The others exchanged smiles. If there was any among the group who showed signs of that second childhood which is given to great age, it was gruff, kindly, honest old John. He did not feel, he rarely appeared, any older than his young and constant companion. He still “served” Mr. Brook, but would have been dumfounded had that generous old “master” actually requested any service; and it was a saying in the neighborhood that “Dolloway owned the whole Brook household.” Which was not quite true; though this is true, that Mr. Chidly and Miss Joanna, feeling profoundly grateful for the wonderful vitality and soundness of intellect with which a good God and right living had blessed their own old age, felt also a parental interest and care over the more restricted powers of this venerable, faithful friend.

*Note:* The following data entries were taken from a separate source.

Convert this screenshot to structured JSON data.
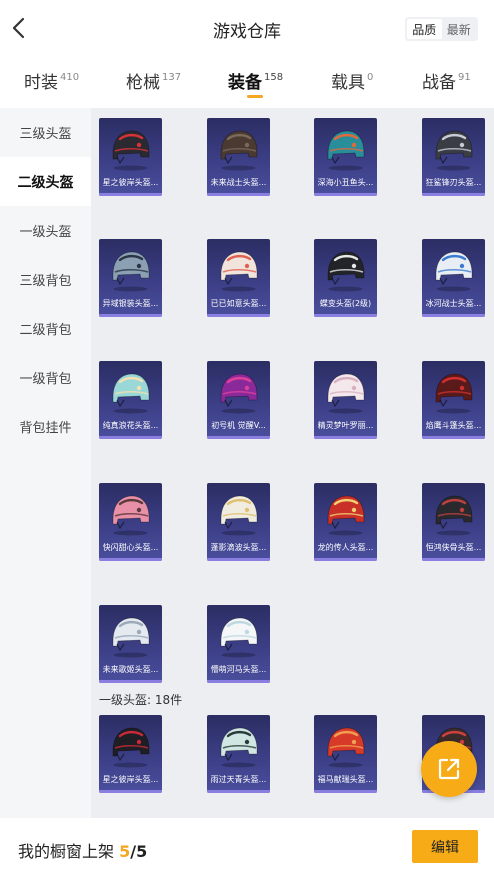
{
  "header": {
    "title": "游戏仓库",
    "sort_options": [
      "品质",
      "最新"
    ],
    "active_sort": "品质"
  },
  "tabs": [
    {
      "label": "时装",
      "count": "410"
    },
    {
      "label": "枪械",
      "count": "137"
    },
    {
      "label": "装备",
      "count": "158",
      "active": true
    },
    {
      "label": "载具",
      "count": "0"
    },
    {
      "label": "战备",
      "count": "91"
    }
  ],
  "sidebar": {
    "items": [
      "三级头盔",
      "二级头盔",
      "一级头盔",
      "三级背包",
      "二级背包",
      "一级背包",
      "背包挂件"
    ],
    "active": "二级头盔"
  },
  "content": {
    "items": [
      {
        "name": "星之彼岸头盔...",
        "color": "#2a2a30",
        "accent": "#d8323a"
      },
      {
        "name": "未来战士头盔...",
        "color": "#4a3a32",
        "accent": "#7a6a5a"
      },
      {
        "name": "深海小丑鱼头...",
        "color": "#2a8d9a",
        "accent": "#e06a3a"
      },
      {
        "name": "狂鲨锋刃头盔...",
        "color": "#3a3d44",
        "accent": "#c7ccd6"
      },
      {
        "name": "异域银装头盔...",
        "color": "#8ca0b4",
        "accent": "#2a3444"
      },
      {
        "name": "已已如意头盔...",
        "color": "#f0e4dc",
        "accent": "#e06050"
      },
      {
        "name": "蝶变头盔(2级)",
        "color": "#222428",
        "accent": "#e8e8e8"
      },
      {
        "name": "冰河战士头盔...",
        "color": "#e8eef4",
        "accent": "#3a7ad0"
      },
      {
        "name": "纯真浪花头盔...",
        "color": "#9ad8d8",
        "accent": "#f4e0b0"
      },
      {
        "name": "初号机 觉醒V...",
        "color": "#8a2a9a",
        "accent": "#e0409a"
      },
      {
        "name": "精灵梦叶罗丽...",
        "color": "#f4e8ec",
        "accent": "#d8b0c0"
      },
      {
        "name": "焰鹰斗篷头盔...",
        "color": "#5a1a1a",
        "accent": "#d03030"
      },
      {
        "name": "快闪甜心头盔...",
        "color": "#e890a8",
        "accent": "#5a3a3a"
      },
      {
        "name": "蓬影滴波头盔...",
        "color": "#f0ece0",
        "accent": "#e0c070"
      },
      {
        "name": "龙的传人头盔...",
        "color": "#c83028",
        "accent": "#f0d070"
      },
      {
        "name": "恒鸿侠骨头盔...",
        "color": "#2a2a2e",
        "accent": "#c04040"
      },
      {
        "name": "未来歌姬头盔...",
        "color": "#e4eaf0",
        "accent": "#9aa8b8"
      },
      {
        "name": "懵萌河马头盔...",
        "color": "#f4f6f8",
        "accent": "#bcd8e0"
      }
    ],
    "section_label": "一级头盔: 18件",
    "section_items": [
      {
        "name": "星之彼岸头盔...",
        "color": "#1e1e24",
        "accent": "#c82a3a"
      },
      {
        "name": "雨过天青头盔...",
        "color": "#cfe6e2",
        "accent": "#2a3a3a"
      },
      {
        "name": "福马献瑞头盔...",
        "color": "#d83a2a",
        "accent": "#f0a050"
      },
      {
        "name": "",
        "color": "#3a2a2a",
        "accent": "#d04040"
      }
    ]
  },
  "bottom": {
    "label": "我的橱窗上架",
    "current": "5",
    "separator": "/",
    "total": "5",
    "edit_label": "编辑"
  },
  "fab": {
    "icon": "share-icon"
  }
}
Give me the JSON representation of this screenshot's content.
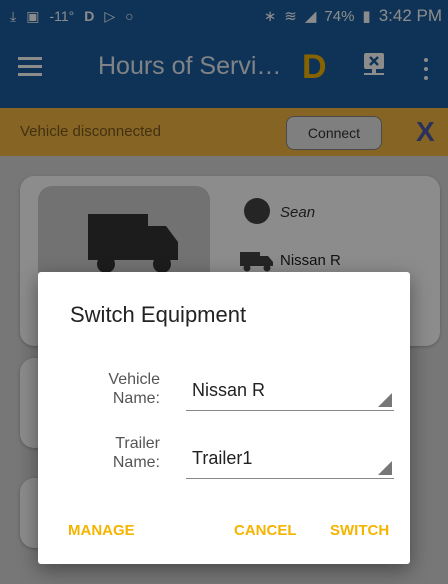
{
  "status_bar": {
    "temp": "-11°",
    "battery": "74%",
    "time": "3:42 PM"
  },
  "app_bar": {
    "title": "Hours of Servi…",
    "logo_letter": "D"
  },
  "banner": {
    "message": "Vehicle disconnected",
    "connect_label": "Connect",
    "close_label": "X"
  },
  "background_card": {
    "driver_name": "Sean",
    "vehicle_name": "Nissan R"
  },
  "dialog": {
    "title": "Switch Equipment",
    "vehicle_label_line1": "Vehicle",
    "vehicle_label_line2": "Name:",
    "vehicle_value": "Nissan R",
    "trailer_label_line1": "Trailer",
    "trailer_label_line2": "Name:",
    "trailer_value": "Trailer1",
    "manage_label": "MANAGE",
    "cancel_label": "CANCEL",
    "switch_label": "SWITCH"
  },
  "colors": {
    "app_bar": "#1a5e9e",
    "banner": "#f5b642",
    "accent": "#f4b400"
  }
}
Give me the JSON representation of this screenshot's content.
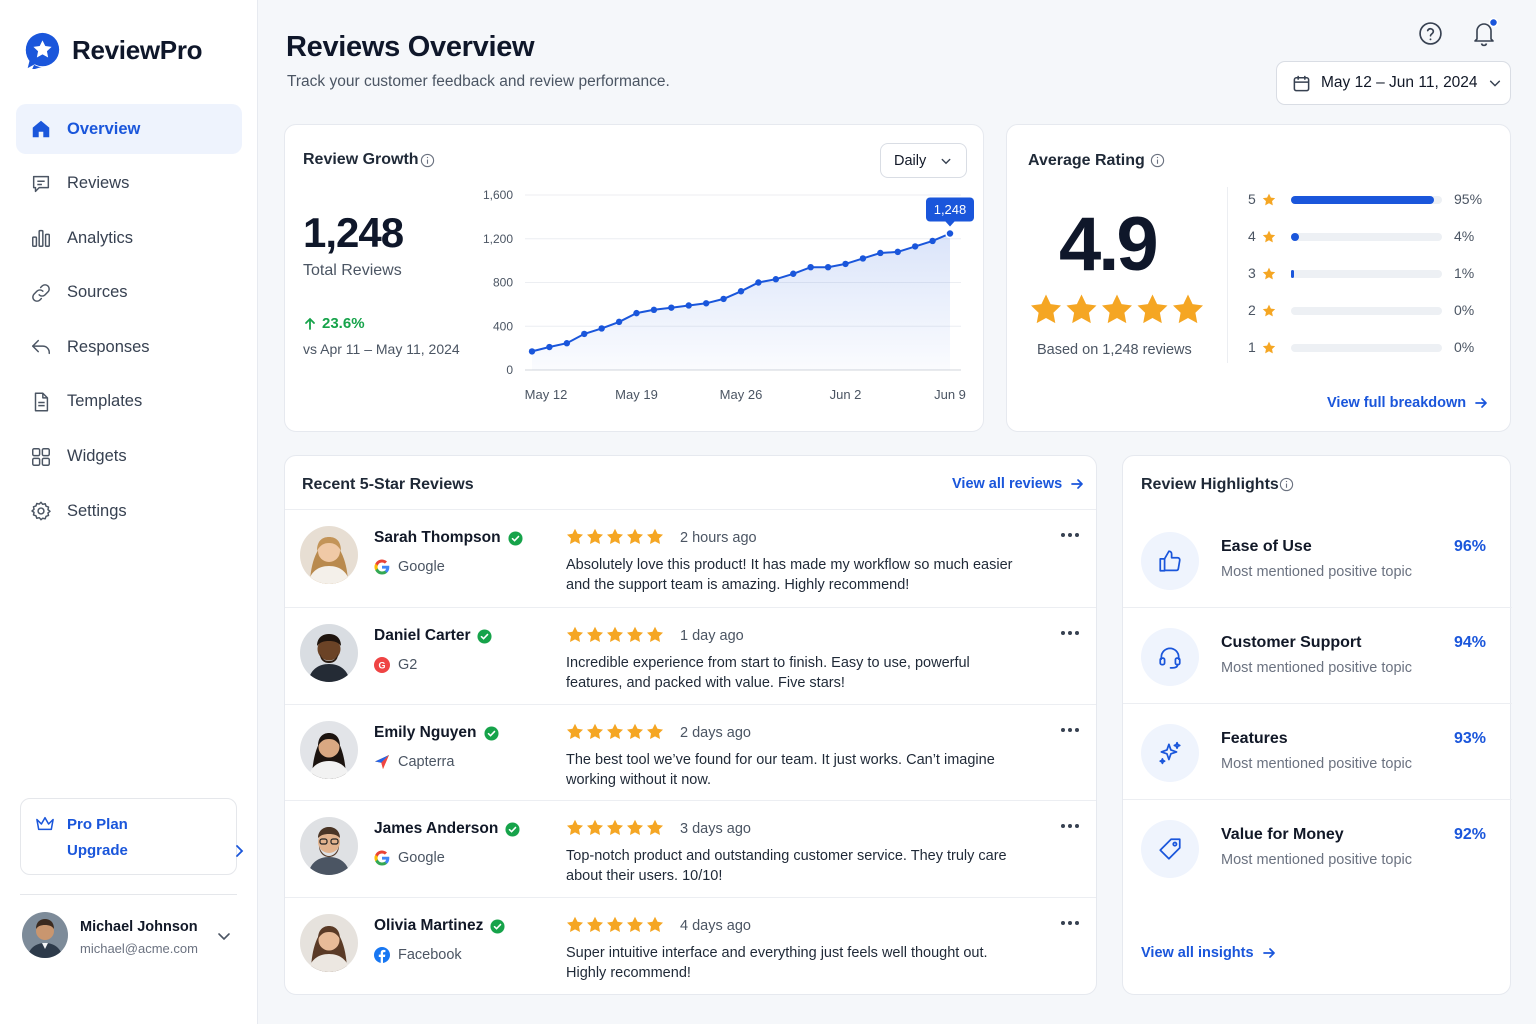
{
  "brand": {
    "name": "ReviewPro"
  },
  "nav": [
    {
      "label": "Overview",
      "icon": "home-icon",
      "active": true
    },
    {
      "label": "Reviews",
      "icon": "message-icon"
    },
    {
      "label": "Analytics",
      "icon": "bar-chart-icon"
    },
    {
      "label": "Sources",
      "icon": "link-icon"
    },
    {
      "label": "Responses",
      "icon": "reply-icon"
    },
    {
      "label": "Templates",
      "icon": "document-icon"
    },
    {
      "label": "Widgets",
      "icon": "grid-icon"
    },
    {
      "label": "Settings",
      "icon": "gear-icon"
    }
  ],
  "plan": {
    "name": "Pro Plan",
    "upgrade": "Upgrade"
  },
  "user": {
    "name": "Michael Johnson",
    "email": "michael@acme.com"
  },
  "header": {
    "title": "Reviews Overview",
    "subtitle": "Track your customer feedback and review performance.",
    "date_range": "May 12 – Jun 11, 2024"
  },
  "growth": {
    "title": "Review Growth",
    "period": "Daily",
    "total": "1,248",
    "total_label": "Total Reviews",
    "change": "23.6%",
    "compare": "vs Apr 11 – May 11, 2024"
  },
  "chart_data": {
    "type": "area",
    "title": "Review Growth",
    "x_ticks": [
      "May 12",
      "May 19",
      "May 26",
      "Jun 2",
      "Jun 9"
    ],
    "y_ticks": [
      "0",
      "400",
      "800",
      "1,200",
      "1,600"
    ],
    "ylim": [
      0,
      1600
    ],
    "grid": true,
    "series": [
      {
        "values": [
          170,
          210,
          245,
          330,
          380,
          440,
          520,
          550,
          570,
          590,
          610,
          650,
          720,
          800,
          830,
          880,
          940,
          940,
          970,
          1020,
          1070,
          1080,
          1130,
          1180,
          1248
        ]
      }
    ],
    "last_label": "1,248"
  },
  "rating": {
    "title": "Average Rating",
    "value": "4.9",
    "based": "Based on 1,248 reviews",
    "rows": [
      {
        "stars": "5",
        "pct": "95%",
        "fraction": 0.95
      },
      {
        "stars": "4",
        "pct": "4%",
        "fraction": 0.04
      },
      {
        "stars": "3",
        "pct": "1%",
        "fraction": 0.01
      },
      {
        "stars": "2",
        "pct": "0%",
        "fraction": 0
      },
      {
        "stars": "1",
        "pct": "0%",
        "fraction": 0
      }
    ],
    "link": "View full breakdown"
  },
  "recent": {
    "title": "Recent 5-Star Reviews",
    "link": "View all reviews",
    "items": [
      {
        "name": "Sarah Thompson",
        "source": "Google",
        "source_icon": "google-icon",
        "time": "2 hours ago",
        "text": "Absolutely love this product! It has made my workflow so much easier and the support team is amazing. Highly recommend!"
      },
      {
        "name": "Daniel Carter",
        "source": "G2",
        "source_icon": "g2-icon",
        "time": "1 day ago",
        "text": "Incredible experience from start to finish. Easy to use, powerful features, and packed with value. Five stars!"
      },
      {
        "name": "Emily Nguyen",
        "source": "Capterra",
        "source_icon": "capterra-icon",
        "time": "2 days ago",
        "text": "The best tool we’ve found for our team. It just works. Can’t imagine working without it now."
      },
      {
        "name": "James Anderson",
        "source": "Google",
        "source_icon": "google-icon",
        "time": "3 days ago",
        "text": "Top-notch product and outstanding customer service. They truly care about their users. 10/10!"
      },
      {
        "name": "Olivia Martinez",
        "source": "Facebook",
        "source_icon": "facebook-icon",
        "time": "4 days ago",
        "text": "Super intuitive interface and everything just feels well thought out. Highly recommend!"
      }
    ]
  },
  "highlights": {
    "title": "Review Highlights",
    "items": [
      {
        "title": "Ease of Use",
        "sub": "Most mentioned positive topic",
        "pct": "96%",
        "icon": "thumbs-up-icon"
      },
      {
        "title": "Customer Support",
        "sub": "Most mentioned positive topic",
        "pct": "94%",
        "icon": "headset-icon"
      },
      {
        "title": "Features",
        "sub": "Most mentioned positive topic",
        "pct": "93%",
        "icon": "sparkle-icon"
      },
      {
        "title": "Value for Money",
        "sub": "Most mentioned positive topic",
        "pct": "92%",
        "icon": "tag-icon"
      }
    ],
    "link": "View all insights"
  },
  "colors": {
    "accent": "#1a56db",
    "star": "#f5a623",
    "positive": "#16a34a"
  }
}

“The bees! I haven’t seen the apiary for a week!” exclaimed Mr. Brook. “If it will not delay our hostess, let us visit that before the busy workers have retired for the night. I am never tired, never, of watching these tiny creatures, nor of learning from them. By the way, Beatrice, that little article of yours on ‘The Mechanism of the Bee’s Sting’ has just been published in the ‘Magazine of Natural History’ for this month. Did you know it?”
Bonny made a little grimace, and pointed proudly toward the orderly city of hives, which now really deserved the name of apiary, and which had acquired a reputation throughout many States, so that the “Beckwith” supplies of all sorts of bee-stock were in good demand among the markets; which was only the beginning of what this ambitious girl of seventeen hoped to accomplish. “For I will not stop, if I can possibly help it, till I have earned and saved enough to give my little brother a college education. The rest of us have had to do without, but there’s no reason why we shouldn’t have one scholar in the family!”
To which Robert listened with perfect complacency and the reflection that if he did “go to college he’d be the champion of the football team, anyhow!”
He bade fair to excel in anything athletic, certainly, and, for Bonny’s sake, let us hope he will in things scholastic. He did, indeed, stand at the head of his class at the public school he attended, and his mathematical powers were excellent. But, at his age, there is no calculating with exactness what he may prove to be in the years to come.
As they turned houseward again, after a close inspection of the well-kept apiary, Mrs. Beckwith slipped an arm about her younger daughter’s waist. “What is this I hear, dearie? Have you taken to writing for the press?”
“If I had, Motherkin, I should have had to tell you at once. But it was this way: Mr. Brook is kind enough to say I can put things quite clearly on paper, with my little typewriter; and I happened to please him with some notes I made. So nothing would answer but I must write them out more fully and let him send them to the magazine he mentioned. Of course, they wouldn’t refuse to publish anything he sent! So—that’s all there is to that story! Therefore, little Madam, don’t lay the flattering unction to your soul that you are the parent of a literary creature. You are not; only of a common-sense, happy, healthy, hard-working little girl!”
There was a close pressure of the hand, and Mrs. Beckwith rejoined her guests. Talk about queens! That little woman, with the soft gray hair and the loving smile upon her lips, thought that there was never a human being so rich and so blessed as she.
In five minutes more they were all seated at the well-arranged table, the sight of which, Miss Joanna declared, “would give even a dyspeptic an appetite!”
Yet Mr. Brook’s eyes wandered about the apartment curiously. “I never enter this room but I find something new in it to admire. Joanna, look behind you, please!”